A limitation to our study is that it was a cross-sectional one and we did not study longitudinally dimensional changes of the nipples. However, in view of the relatively large number of the population studied, we do not believe that nipple changes associated with advancing maternal age were due to chance alone.
Another limitation of this study is that it was conducted exclusively in a population of Jewish Caucasians, and may not be applicable to other ethnic groups. Indeed, theoretically, nipple dimensions may vary similar to breast size, known to have significant ethnic variations. 8 Thus, the norms that we describe here might not be universal although our pre-BF nipple length data were similar to the data published in the Thai study, 6 as well as data published by us in this journal in a different population on BMI and breast anatomy. 9 Also, it is not clear whether, as the lactation duration increases, there are additional changes in nipple and areola dimensions over time.

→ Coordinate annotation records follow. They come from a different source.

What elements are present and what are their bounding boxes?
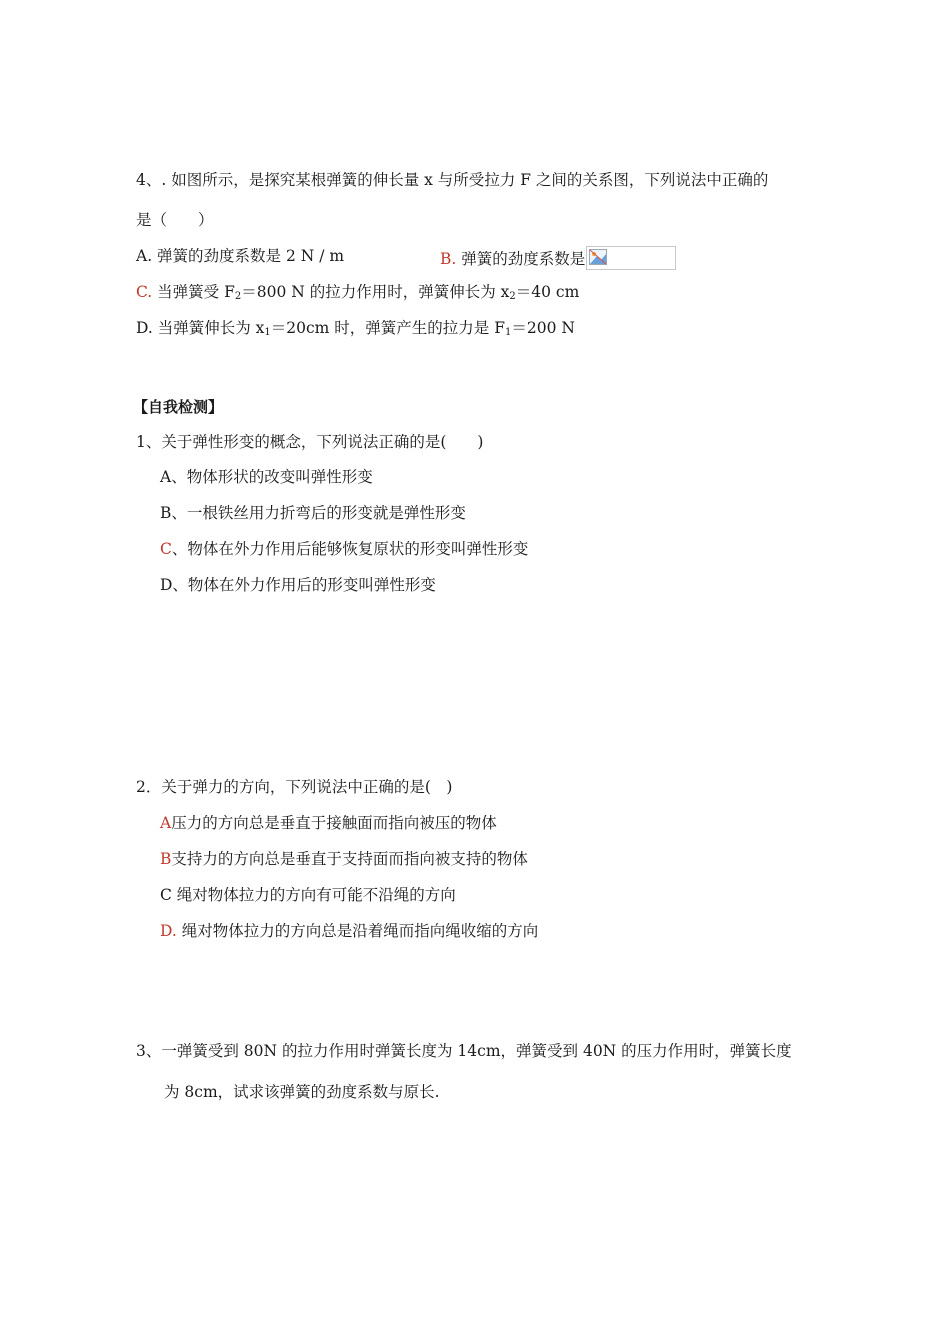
q4-option-d-mid: ＝20cm 时，弹簧产生的拉力是 F bbox=[270, 319, 505, 337]
q4-stem-line2: 是（ ） bbox=[136, 211, 214, 229]
s2-option-b bbox=[160, 849, 528, 869]
s2-option-a bbox=[160, 813, 497, 833]
q4-option-b-letter: B. bbox=[440, 250, 457, 268]
q4-option-d-pre: D. 当弹簧伸长为 x bbox=[136, 319, 265, 337]
s1-option-c bbox=[160, 539, 528, 559]
s2-option-d-text: 绳对物体拉力的方向总是沿着绳而指向绳收缩的方向 bbox=[176, 922, 539, 940]
q4-option-c bbox=[136, 282, 579, 302]
image-placeholder-icon bbox=[589, 249, 607, 265]
q4-stem-line1: 4、. 如图所示，是探究某根弹簧的伸长量 x 与所受拉力 F 之间的关系图，下列说法中正确的 bbox=[136, 171, 769, 189]
q4-option-b bbox=[440, 246, 676, 270]
q4-option-b-text: 弹簧的劲度系数是 bbox=[456, 250, 586, 268]
s2-option-d bbox=[160, 921, 538, 941]
q4-option-d-post: ＝200 N bbox=[511, 319, 575, 337]
s2-option-d-letter: D. bbox=[160, 922, 177, 940]
q4-option-c-mid: ＝800 N 的拉力作用时，弹簧伸长为 x bbox=[241, 283, 510, 301]
q4-option-d bbox=[136, 318, 575, 338]
q4-option-d-sub1: 1 bbox=[264, 327, 271, 338]
q4-option-c-pre: 当弹簧受 F bbox=[152, 283, 235, 301]
s2-option-c: C 绳对物体拉力的方向有可能不沿绳的方向 bbox=[160, 886, 456, 904]
s2-option-b-letter: B bbox=[160, 850, 172, 868]
q4-option-c-post: ＝40 cm bbox=[515, 283, 580, 301]
q4-option-c-sub1: 2 bbox=[234, 291, 242, 302]
q4-option-d-sub2: 1 bbox=[505, 327, 512, 338]
q4-option-a: A. 弹簧的劲度系数是 2 N / m bbox=[136, 247, 345, 265]
s3-line2: 为 8cm，试求该弹簧的劲度系数与原长. bbox=[164, 1083, 440, 1101]
s2-stem: 2．关于弹力的方向，下列说法中正确的是( ) bbox=[136, 778, 453, 796]
s2-option-a-letter: A bbox=[160, 814, 172, 832]
s1-option-b: B、一根铁丝用力折弯后的形变就是弹性形变 bbox=[160, 504, 466, 522]
q4-option-c-letter: C. bbox=[136, 283, 153, 301]
s1-option-d: D、物体在外力作用后的形变叫弹性形变 bbox=[160, 576, 436, 594]
s2-option-b-text: 支持力的方向总是垂直于支持面而指向被支持的物体 bbox=[171, 850, 528, 868]
s1-option-a: A、物体形状的改变叫弹性形变 bbox=[160, 468, 373, 486]
s3-line1: 3、一弹簧受到 80N 的拉力作用时弹簧长度为 14cm，弹簧受到 40N 的压力作用时，弹簧长度 bbox=[136, 1042, 792, 1060]
broken-image-icon bbox=[586, 246, 676, 270]
q4-option-c-sub2: 2 bbox=[509, 291, 516, 302]
s1-option-c-letter: C bbox=[160, 540, 172, 558]
s1-option-c-text: 、物体在外力作用后能够恢复原状的形变叫弹性形变 bbox=[171, 540, 529, 558]
s2-option-a-text: 压力的方向总是垂直于接触面而指向被压的物体 bbox=[171, 814, 497, 832]
s1-stem: 1、关于弹性形变的概念，下列说法正确的是( ) bbox=[136, 433, 484, 451]
section-title: 【自我检测】 bbox=[133, 398, 224, 416]
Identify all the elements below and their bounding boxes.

An additional limitation of this study is that a single individual performed all the measurements, with the potential of introducing a systematic bias. However, this individual underwent strict training from an experienced dysmorphologist (P.M.), and this limitation might actually be a strength, as it eliminates interobserver variance, and only leaves room to intraobserver variation.
In conclusion, we here offer a set of standards that describe nipple dimensions in very early lactation, on day 2 of life. Interestingly, we found that nipple length increases with maternal age. Whether or not previous BF experience or exposure to the hormonal environment of previous pregnancies also has an additional effect upon nipple length remains to be demonstrated. The data are important for medical staff consulting mothers in early BF, and provide them with a tool that may allow reassurance about normal values of the areola and nipple. Lactating persons with either self-identified or clinician-identified “short” or “flat” nipples may have decreased BF self-efficacy.
Providing clinicians with at least a first step toward objective measurements in this may help appropriately identify those who are at the lower end of the observed mean and provide them with increased BF support. Conversely, it could also provide those with nipple lengths in the normal range reassurance of this measurement.
Footnotes
Disclosure Statement
No competing financial interests exist.
Funding Information
No funding was received for this study.